OK, that rules out at least the 2FA code. Thanks for letting me know. So what is your password ;P?

[–] [email protected] 1 points 3 weeks ago (1 children)

Indeed. I am trying to get it to happen again now that I’ve got the logs filtered down to a manageable level.

[–] [email protected] 2 points 3 weeks ago

If you want to know.. We did try to clean-up all those errors/warnings from the log and fix some of the issues in the main branch: https://github.com/MbinOrg/mbin/commits/main/.. We are not there yet obviously. But 1.7.x is now focusing on making Mbin more stable. @[email protected] is helping out as well here.

[–] [email protected] 1 points 3 weeks ago (1 children)

Could you join the conversation here? https://github.com/MbinOrg/mbin/pull/1130. We really are trying hard to debug this issue. Both CSRF form issue as well as log out issue.

[–] [email protected] 1 points 3 weeks ago

Will do. This morning I have work to do outside.

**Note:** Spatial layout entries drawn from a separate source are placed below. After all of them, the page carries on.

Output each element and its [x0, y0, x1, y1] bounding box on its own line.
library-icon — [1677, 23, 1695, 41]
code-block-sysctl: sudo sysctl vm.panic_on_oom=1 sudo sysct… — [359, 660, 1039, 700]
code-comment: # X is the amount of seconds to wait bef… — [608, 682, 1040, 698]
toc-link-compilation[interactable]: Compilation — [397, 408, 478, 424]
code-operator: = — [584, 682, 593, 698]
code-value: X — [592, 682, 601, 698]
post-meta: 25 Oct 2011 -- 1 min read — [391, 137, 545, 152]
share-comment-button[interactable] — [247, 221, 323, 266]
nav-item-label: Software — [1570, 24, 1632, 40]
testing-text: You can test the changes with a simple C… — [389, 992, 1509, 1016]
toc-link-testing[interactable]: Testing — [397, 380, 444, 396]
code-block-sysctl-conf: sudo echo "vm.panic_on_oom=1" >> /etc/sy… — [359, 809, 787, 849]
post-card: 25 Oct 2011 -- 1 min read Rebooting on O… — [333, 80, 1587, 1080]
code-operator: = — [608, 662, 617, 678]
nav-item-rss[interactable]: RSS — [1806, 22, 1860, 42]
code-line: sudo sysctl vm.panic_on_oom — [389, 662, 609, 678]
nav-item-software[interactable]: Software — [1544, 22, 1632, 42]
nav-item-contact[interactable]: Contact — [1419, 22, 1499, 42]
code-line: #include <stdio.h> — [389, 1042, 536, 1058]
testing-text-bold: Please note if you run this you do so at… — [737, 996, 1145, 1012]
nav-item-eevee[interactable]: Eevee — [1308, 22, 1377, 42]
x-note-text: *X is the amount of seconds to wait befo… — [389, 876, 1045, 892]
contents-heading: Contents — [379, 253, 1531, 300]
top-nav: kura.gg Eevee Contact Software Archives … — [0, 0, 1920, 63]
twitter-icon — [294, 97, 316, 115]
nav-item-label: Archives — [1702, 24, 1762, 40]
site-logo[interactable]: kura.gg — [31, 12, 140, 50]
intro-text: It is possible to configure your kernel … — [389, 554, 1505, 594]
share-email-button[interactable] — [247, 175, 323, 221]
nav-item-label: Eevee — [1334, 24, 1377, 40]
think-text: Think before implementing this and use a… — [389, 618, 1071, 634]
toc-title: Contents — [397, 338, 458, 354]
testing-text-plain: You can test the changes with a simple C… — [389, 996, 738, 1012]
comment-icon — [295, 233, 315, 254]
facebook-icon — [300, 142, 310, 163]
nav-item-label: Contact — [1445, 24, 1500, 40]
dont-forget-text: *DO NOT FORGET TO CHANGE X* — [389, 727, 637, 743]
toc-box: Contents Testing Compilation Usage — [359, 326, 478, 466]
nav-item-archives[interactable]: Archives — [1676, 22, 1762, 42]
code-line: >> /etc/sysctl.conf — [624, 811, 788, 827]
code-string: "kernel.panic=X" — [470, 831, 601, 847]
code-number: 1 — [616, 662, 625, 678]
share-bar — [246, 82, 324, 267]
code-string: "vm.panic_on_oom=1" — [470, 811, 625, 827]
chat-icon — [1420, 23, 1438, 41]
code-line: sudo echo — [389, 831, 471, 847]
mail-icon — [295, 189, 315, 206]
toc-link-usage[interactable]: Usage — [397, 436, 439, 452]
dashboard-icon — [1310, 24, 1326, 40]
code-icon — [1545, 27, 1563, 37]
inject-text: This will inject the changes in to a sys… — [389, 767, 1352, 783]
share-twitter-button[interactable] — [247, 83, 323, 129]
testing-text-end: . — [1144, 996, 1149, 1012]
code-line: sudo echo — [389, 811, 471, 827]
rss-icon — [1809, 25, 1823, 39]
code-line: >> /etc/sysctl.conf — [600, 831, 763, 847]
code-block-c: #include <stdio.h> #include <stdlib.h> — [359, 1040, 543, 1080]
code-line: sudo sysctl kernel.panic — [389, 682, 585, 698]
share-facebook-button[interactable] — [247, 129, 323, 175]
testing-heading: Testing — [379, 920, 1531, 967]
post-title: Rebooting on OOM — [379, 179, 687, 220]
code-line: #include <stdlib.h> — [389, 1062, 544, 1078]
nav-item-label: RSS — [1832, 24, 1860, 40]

I will also note that there are three patterns when I post a comment that may or may not be related:

  • it just publishes when I hit the button
  • I hit the button, it thinks for a second, and then the button is intractable again. Pushing it again works so far in every case (i.e. it seems something goes wrong but no UI error. I haven't had dev tools open to see what happens there. This feels like it took to long for me to reply in some cases, but not all).
  • I hit post and get moved to a new page which is just my post with a preview. I'm not sure if this is just how it works with certain sites or something or also related.
[–] [email protected] 2 points 3 weeks ago

We need server error logs. So when such a problem happens. And you can fully replicate the issue. I hope you can test it with @[email protected] and see if there is some error log at the server side happening as well.

That allows us (developers) to find hopefully the root-cause of this issue. If it's still present.

[–] [email protected] 1 points 1 month ago

It might only be with certain instances. I just noticed it wasn't happening on a lemmy.world post I'd had open for a while. It could also have been something temporary. I'll try to sport/report any patterns.